De início, Felipe começa explicando, através do vai e vem que permeia a história, como a monótona vida dos personagens foi transformada pelo episódio fatídico de ter perdido o amigo Paulo. Este só é mencionado até então e só vai colorir a história bem depois. Talvez por causa disso – e também da demora para o antagonista surgir de fato – a narrativa soe um pouco cansativa no começo.
Apesar disso, ela mantém o leitor desperto e interessado em descobrir o misterioso episódio, que não é narrado em nenhum momento senão lá nas páginas finais do livro. Esse mistério, de entender quem é a serpente, a ilha, e o que elas significam, rasteja por toda a narrativa.
As palavras foram muito bem escolhidas por Castilho, que navega entre o saudosismo português e o dialeto periférico, abrilhantando a experiência literária e evidenciando a mescla cultural que é o brasileiro. Isso, inclusive, fica muito marcado através das referências pop e as comparações – que a princípio parece ser nada a ver com nada – que forma uma concha de retalhos colorida que tanto encanta os estrangeiros por nossa terra. Afinal, o colorido brasileiro é lindo. Por isso o carnaval foi transformado aqui e ganhou nossa personalidade.
Em paralelo ao nacionalismo suavizado de Castilho, o romance provoca – e aqui está a essência da obra – uma metáfora muito similar ao livro mencionado de Stephen King. A serpente, em suas variadas formas e cores, possui características semelhantes ao ser humano, como trocar de pele, por exemplo, mas ainda assim nunca deixar de ser serpente.
“A pele de alguém é a armadura que protege sua alma. Juntas, alma e pele transmitem força através da linhagem. Linhagem é história, e histórias que se cruzam são fortalezas e tendem a ser lembradas”

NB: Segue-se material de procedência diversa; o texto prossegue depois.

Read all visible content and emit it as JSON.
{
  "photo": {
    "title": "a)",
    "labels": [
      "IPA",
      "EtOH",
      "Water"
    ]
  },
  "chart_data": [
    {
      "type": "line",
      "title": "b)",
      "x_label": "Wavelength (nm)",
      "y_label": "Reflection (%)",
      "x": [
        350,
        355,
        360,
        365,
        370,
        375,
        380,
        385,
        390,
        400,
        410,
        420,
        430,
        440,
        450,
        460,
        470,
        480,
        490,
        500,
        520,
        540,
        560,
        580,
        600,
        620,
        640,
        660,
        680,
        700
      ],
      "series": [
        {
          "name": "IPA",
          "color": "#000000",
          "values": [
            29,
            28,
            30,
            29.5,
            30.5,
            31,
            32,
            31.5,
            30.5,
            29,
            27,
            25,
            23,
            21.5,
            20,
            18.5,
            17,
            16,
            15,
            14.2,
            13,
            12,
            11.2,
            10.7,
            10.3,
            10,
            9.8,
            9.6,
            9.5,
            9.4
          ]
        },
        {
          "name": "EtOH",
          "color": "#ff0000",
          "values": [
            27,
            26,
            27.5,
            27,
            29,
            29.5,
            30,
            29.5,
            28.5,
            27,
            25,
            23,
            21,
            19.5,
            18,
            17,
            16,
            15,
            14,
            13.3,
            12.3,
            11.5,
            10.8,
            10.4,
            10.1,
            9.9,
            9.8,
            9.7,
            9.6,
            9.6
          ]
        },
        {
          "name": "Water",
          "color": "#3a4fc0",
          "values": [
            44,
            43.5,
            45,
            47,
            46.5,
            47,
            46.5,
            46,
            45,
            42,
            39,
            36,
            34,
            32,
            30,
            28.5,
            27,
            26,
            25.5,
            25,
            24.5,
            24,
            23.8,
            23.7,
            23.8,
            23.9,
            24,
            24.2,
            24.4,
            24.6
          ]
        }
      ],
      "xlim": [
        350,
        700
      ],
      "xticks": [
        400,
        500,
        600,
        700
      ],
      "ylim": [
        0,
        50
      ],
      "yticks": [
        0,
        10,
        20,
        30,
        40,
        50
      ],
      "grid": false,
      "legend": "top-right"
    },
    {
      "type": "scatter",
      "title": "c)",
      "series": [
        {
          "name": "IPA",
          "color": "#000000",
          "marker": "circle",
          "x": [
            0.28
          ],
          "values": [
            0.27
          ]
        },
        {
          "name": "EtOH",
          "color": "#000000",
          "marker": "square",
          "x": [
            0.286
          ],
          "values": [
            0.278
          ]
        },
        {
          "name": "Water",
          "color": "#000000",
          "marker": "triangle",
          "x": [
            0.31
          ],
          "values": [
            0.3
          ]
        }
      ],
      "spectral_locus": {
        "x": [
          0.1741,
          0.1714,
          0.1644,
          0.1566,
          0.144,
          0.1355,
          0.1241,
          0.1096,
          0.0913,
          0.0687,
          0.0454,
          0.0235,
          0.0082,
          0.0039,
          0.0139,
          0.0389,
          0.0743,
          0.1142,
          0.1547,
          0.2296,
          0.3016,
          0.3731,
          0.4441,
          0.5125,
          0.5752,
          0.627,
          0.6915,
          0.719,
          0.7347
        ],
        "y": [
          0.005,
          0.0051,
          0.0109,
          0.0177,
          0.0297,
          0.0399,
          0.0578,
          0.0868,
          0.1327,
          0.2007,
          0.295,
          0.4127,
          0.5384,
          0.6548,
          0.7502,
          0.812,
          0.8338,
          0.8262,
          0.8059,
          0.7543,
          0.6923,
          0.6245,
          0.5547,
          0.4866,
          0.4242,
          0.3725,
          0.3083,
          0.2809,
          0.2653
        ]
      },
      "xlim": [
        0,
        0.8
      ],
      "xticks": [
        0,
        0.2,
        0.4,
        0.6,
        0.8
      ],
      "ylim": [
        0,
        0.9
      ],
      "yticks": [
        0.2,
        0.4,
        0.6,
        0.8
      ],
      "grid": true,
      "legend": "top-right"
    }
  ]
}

O que é então este ser? Ele é o resquício de um passado vivido e integrado ao cerne de uma pessoa que configura uma palavrinha tão arraigada e sustentada como personalidade. Esta essência inserida no ser humano é construída desde a infância e assim que é moldada carrega as experiências em forma de memórias que rastejam dentro da gente por toda vida. Não é de brincadeira que Felipe fica oscilando entre infância e fase adulta… o que ele quer dizer com isso é que, por mais que troquemos de pele o tempo inteiro – e vamos assumindo outras idades; adolescência, adulta e idosa –, ainda somos a mesma serpente que formamos quando éramos pequenos. Nós carregamos nossos desejos, medos, sonhos e experiências desde que nos descobrimos vivos.
“Nomes são superestimados e desaparecem da mente dos nossos amigos mais rápido que as boas ações que fazemos para obter a aprovação deles”
Deve-se a isso o motivo do vai e vem no tempo. Independente do momento ou fase que estamos em nossa vida, somos aquela mesma serpente (desejos + sonhos + medos) pequenina brincando numa ilha chamada infância. Não há como negar. Somos. E até o dia que finalmente poderemos descansar nossa cabeça para sempre no seio da terra seremos crianças sem saber nada da vida.
Além desse precioso diálogo que Felipe Castilho nos propõe, há ainda um passeio suave sobre questões que sempre estiveram presentes na humanidade – talvez por isso a ilha perdida no espaço-tempo sempre volte – como racismo e homofobia… enfim, preconceito. E é muito interessante abordar este tema no Brasil porque aqui é a terra da confluência de muitas culturas distintas… e nas sinapses entre elas, às vezes a eletricidade machuca, em vez de ligar a luz.
Ainda há uma provocação ao consumismo que caracteriza a vida urbana e social qual todos nós estamos inseridos globalmente originado pela ganância humana (um dos sete pecados capitais, que podem ser metaforizados como serpentes).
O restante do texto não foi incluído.